Picture this…

You need to find out how many of your customers have purchased a specific product your company sells. Pretty straightforward, right? This should take you maybe 5 minutes, 10 minutes at the most.

You run a report from your inventory management system, but also decide to check that list against your CRM system to make sure it’s correct. However, you find that your CRM has more than one field that tracks on what you’re looking for and you don’t know which one to use. Cue facepalm.

After some quick advisement from the Sales Manager, you run your report in CRM using the field he told you to use. Except…there are only 5 customers in the report. Clearly, that’s not correct. “Oh, that must be the OLD field,” he says. “Use the other one instead.”

So, you use the other one – and the number of customers still doesn’t jive with the report from your inventory management.

Next, you ask the Billing Manager for a report on customers who paid for that product. They comb through the accounting system, but the product is coded in a way that makes it difficult to find.

You see where this is going? When data isn’t clean, your job becomes much more difficult. What you thought would take 5 to 10 minutes has now taken you almost an hour of your valuable time, not to mention everyone else’s time to help you locate the information you’re seeking.

How clean is your data, actually?

Without proper investment in data hygiene and management, companies will never unlock the potential of their data to accelerate their growth and increase their operational efficiency (for example, in building better products or delivering better services).

But before setting out to analyze data, they need to make sure that their data sets are clean. Smart companies are definitely aware of the importance of data hygiene.

Knowledge is power. Data touches every operation in your business and good data drives good strategic decisions and actionable insights.

Datasets usually contain large volumes of data that may be stored in formats that are not easy to use. That’s why data needs to be correctly formatted and conform to a set of rules.

Moreover, combining data from different sources can be tricky, and the resulting combination of information needs to make sense.

Data sparseness and formatting inconsistencies are the biggest challenges – and that’s what data cleansing is all about.

What is data cleaning?

Data cleaning is a task that identifies incorrect, incomplete, inaccurate, or irrelevant data, fixes the problems, and makes sure that all such issues will be fixed automatically in the future. That can be with the use of automated workflows, consolidated fields, consistent naming conventions, and adherence to organizational processes to maintain data hygiene.

Why should you care?

Here’s why data cleaning is so important: data quality is of the utmost importance to enterprises that rely on data for not just maintaining their operations, but growing business.

Knowledge is power. Data touches every operation in your business and good data drives good strategic decisions and actionable insights.

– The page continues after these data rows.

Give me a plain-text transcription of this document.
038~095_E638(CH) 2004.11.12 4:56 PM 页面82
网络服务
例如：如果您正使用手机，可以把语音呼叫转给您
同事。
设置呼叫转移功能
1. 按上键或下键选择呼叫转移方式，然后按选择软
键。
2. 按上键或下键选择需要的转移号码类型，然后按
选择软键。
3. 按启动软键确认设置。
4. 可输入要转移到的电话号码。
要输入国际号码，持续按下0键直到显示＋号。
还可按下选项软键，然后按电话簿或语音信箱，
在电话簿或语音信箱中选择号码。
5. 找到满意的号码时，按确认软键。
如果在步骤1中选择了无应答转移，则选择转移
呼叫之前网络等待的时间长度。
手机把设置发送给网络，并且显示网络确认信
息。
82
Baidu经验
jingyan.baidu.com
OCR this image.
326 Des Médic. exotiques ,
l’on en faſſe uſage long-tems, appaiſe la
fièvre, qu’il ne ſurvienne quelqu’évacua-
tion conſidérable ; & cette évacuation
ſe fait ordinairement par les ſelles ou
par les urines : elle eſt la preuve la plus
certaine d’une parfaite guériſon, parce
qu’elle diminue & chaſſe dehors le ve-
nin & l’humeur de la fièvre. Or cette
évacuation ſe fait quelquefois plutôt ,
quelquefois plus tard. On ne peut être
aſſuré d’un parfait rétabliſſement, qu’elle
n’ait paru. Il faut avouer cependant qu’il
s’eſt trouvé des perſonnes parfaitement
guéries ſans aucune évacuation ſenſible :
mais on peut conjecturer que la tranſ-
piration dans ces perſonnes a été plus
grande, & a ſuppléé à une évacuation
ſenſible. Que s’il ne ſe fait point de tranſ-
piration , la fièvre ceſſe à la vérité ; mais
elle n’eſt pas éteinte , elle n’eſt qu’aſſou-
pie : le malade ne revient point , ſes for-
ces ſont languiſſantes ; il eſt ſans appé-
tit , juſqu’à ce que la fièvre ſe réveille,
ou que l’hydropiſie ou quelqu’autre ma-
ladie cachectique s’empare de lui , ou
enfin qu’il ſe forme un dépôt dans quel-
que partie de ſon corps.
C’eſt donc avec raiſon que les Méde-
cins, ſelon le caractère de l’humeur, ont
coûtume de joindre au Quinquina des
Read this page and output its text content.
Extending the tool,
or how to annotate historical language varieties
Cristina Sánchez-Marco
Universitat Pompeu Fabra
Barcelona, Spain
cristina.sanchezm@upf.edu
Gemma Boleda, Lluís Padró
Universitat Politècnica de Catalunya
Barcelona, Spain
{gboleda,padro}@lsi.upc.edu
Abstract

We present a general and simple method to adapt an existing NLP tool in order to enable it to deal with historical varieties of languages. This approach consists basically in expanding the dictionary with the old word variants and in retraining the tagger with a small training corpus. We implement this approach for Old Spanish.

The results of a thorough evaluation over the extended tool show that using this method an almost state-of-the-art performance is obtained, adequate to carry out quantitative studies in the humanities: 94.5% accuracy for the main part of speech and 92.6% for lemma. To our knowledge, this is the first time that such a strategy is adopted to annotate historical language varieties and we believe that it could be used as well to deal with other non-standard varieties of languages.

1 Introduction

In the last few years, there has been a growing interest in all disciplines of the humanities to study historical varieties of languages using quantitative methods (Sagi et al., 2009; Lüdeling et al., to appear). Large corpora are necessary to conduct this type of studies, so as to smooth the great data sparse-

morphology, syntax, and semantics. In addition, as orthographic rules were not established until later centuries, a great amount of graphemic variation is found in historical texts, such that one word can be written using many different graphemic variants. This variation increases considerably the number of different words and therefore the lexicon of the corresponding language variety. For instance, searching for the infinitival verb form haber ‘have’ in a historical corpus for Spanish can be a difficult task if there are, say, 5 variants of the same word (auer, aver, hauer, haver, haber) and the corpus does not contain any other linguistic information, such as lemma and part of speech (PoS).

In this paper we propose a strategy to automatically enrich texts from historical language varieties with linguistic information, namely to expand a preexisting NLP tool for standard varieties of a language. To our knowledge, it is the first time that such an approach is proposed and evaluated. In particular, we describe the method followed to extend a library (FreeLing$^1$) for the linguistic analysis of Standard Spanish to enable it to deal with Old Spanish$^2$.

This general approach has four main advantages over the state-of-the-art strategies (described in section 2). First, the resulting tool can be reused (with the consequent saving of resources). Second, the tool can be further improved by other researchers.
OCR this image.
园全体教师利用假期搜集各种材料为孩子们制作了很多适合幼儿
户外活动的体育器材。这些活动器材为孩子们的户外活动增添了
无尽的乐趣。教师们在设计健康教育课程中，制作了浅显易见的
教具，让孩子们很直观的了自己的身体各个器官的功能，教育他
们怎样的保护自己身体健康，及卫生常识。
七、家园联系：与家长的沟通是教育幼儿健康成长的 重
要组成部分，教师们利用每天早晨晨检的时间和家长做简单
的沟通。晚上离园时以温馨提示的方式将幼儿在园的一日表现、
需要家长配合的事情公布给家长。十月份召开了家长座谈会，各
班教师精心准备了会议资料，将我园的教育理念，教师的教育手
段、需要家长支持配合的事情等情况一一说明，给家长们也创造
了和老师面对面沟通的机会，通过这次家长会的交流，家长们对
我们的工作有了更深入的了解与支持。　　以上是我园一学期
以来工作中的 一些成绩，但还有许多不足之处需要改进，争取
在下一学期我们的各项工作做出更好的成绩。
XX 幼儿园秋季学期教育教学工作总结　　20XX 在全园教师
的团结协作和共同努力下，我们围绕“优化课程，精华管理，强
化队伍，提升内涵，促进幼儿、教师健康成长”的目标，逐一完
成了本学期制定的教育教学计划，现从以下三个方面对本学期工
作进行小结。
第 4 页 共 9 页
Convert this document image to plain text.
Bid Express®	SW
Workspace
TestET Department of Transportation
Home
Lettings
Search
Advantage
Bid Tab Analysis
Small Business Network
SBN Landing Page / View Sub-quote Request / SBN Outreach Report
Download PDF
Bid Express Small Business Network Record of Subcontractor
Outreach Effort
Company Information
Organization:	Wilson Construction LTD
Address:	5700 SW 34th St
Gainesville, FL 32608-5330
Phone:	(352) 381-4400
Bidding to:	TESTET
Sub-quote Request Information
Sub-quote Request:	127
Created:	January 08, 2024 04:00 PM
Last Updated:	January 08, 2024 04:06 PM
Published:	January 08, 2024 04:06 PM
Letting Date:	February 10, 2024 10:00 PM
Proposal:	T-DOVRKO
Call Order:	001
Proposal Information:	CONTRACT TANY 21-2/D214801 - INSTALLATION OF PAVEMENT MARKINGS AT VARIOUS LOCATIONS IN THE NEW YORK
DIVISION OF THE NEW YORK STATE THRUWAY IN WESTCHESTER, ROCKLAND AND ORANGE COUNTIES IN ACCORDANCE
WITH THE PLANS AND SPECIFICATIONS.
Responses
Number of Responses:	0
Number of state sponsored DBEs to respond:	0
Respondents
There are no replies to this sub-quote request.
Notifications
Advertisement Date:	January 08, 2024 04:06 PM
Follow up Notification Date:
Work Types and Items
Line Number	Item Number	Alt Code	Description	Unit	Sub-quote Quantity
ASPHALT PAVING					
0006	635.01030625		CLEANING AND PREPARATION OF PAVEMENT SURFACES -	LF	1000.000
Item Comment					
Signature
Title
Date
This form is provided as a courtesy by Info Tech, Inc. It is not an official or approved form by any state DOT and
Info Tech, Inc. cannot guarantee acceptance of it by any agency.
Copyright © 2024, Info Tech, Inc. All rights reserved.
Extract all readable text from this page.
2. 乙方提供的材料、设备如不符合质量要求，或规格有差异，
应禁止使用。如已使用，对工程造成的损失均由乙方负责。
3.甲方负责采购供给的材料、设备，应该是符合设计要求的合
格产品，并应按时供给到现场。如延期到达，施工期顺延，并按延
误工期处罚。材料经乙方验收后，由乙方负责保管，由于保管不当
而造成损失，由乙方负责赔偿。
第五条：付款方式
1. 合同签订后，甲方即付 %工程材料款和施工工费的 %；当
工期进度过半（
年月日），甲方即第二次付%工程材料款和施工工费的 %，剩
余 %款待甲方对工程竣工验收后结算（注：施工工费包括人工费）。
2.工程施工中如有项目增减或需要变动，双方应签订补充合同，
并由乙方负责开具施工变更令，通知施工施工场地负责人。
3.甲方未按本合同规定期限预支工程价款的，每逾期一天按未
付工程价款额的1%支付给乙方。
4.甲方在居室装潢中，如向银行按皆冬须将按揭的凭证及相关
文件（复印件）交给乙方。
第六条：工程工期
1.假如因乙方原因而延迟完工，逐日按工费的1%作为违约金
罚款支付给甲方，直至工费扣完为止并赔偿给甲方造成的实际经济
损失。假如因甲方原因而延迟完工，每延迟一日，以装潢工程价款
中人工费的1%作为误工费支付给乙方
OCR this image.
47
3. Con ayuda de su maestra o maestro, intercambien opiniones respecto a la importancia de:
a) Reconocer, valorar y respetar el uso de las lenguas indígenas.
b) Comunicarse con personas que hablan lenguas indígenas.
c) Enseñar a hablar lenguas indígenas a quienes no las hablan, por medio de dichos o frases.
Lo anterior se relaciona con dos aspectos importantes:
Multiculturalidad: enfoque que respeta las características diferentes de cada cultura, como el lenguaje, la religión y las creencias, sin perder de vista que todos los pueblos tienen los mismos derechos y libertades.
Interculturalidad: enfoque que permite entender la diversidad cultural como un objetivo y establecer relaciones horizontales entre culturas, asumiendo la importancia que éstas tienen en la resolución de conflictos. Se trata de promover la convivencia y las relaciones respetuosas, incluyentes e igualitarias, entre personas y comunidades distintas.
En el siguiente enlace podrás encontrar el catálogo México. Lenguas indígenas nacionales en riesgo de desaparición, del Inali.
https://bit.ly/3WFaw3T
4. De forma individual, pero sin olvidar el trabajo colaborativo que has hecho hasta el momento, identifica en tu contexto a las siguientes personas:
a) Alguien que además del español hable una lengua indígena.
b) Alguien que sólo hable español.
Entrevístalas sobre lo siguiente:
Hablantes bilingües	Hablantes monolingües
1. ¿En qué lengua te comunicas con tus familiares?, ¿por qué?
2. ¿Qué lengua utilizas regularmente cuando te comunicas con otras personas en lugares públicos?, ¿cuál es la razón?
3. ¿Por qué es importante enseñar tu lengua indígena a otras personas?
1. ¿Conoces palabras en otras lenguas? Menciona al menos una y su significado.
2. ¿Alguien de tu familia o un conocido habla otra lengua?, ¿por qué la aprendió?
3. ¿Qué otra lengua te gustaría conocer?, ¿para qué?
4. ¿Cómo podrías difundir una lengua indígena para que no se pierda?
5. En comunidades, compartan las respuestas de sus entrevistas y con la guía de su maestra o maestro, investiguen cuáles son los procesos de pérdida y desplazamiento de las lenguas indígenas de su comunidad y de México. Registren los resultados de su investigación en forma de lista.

Everyone knows the song “Dem Bones”, right? Now let’s sing about the bones of your company: The CRM is connected to the ERP. The ERP is connected to the bill-ing. Billing is connected to Revenue.

To give you an example, businesses need to make sure that accurate invoices are emailed to the right customers. So, any systems that collect information for billing (project management, time tracking, etc) need to be accurate as well.

Why else is data hygiene important? Here are 4 excellent reasons:

Boost customer acquisition

Organizations that maintain their databases in shape can develop lists of prospects using accurate and updated data. As a result, they increase the efficiency of their customer acquisition and reduce its cost.

Increase productivity – Bad data is a time suck

Data hygiene clears the way to managing multichannel customer data seamlessly, allowing organizations to find opportunities for successful marketing campaigns and new ways for reaching their target audiences. The ability to map the different functions and what your data is intended to do and where it is coming from your data. Fewer errors means happier customers and fewer frustrated employees.

Avoid costly errors – Bad data is a dumpster fire

Data cleansing is the single best solution for steering clear of the costs that crop up when organizations are busy processing errors, correcting bad data, or troubleshooting.

Improve the decision-making process

Nothing helps to boost a decision-making process like clean data. Accurate and updated data supports analytics and business intelligence that in turn provide organizations with resources for better decision-making and execution.

We all know the phrase “garbage in, garbage out,” which describes the result when you try to report with bad data. You can run as many reports on bad data as you want, but you will always get a fragmented picture of what is working and what is not working. You need to know that you have the most accurate data for making the best possible decision.

Businesses that take proper care of their databases are rewarded with these and many more benefits. Organizations that keep business-critical information in tip-top shape gain a significant competitive advantage in their markets because they’re able to adjust their operations to the changing circumstances quickly. If you haven’t thought about investing in the data hygiene of your various business systems, then there’s no better time than now.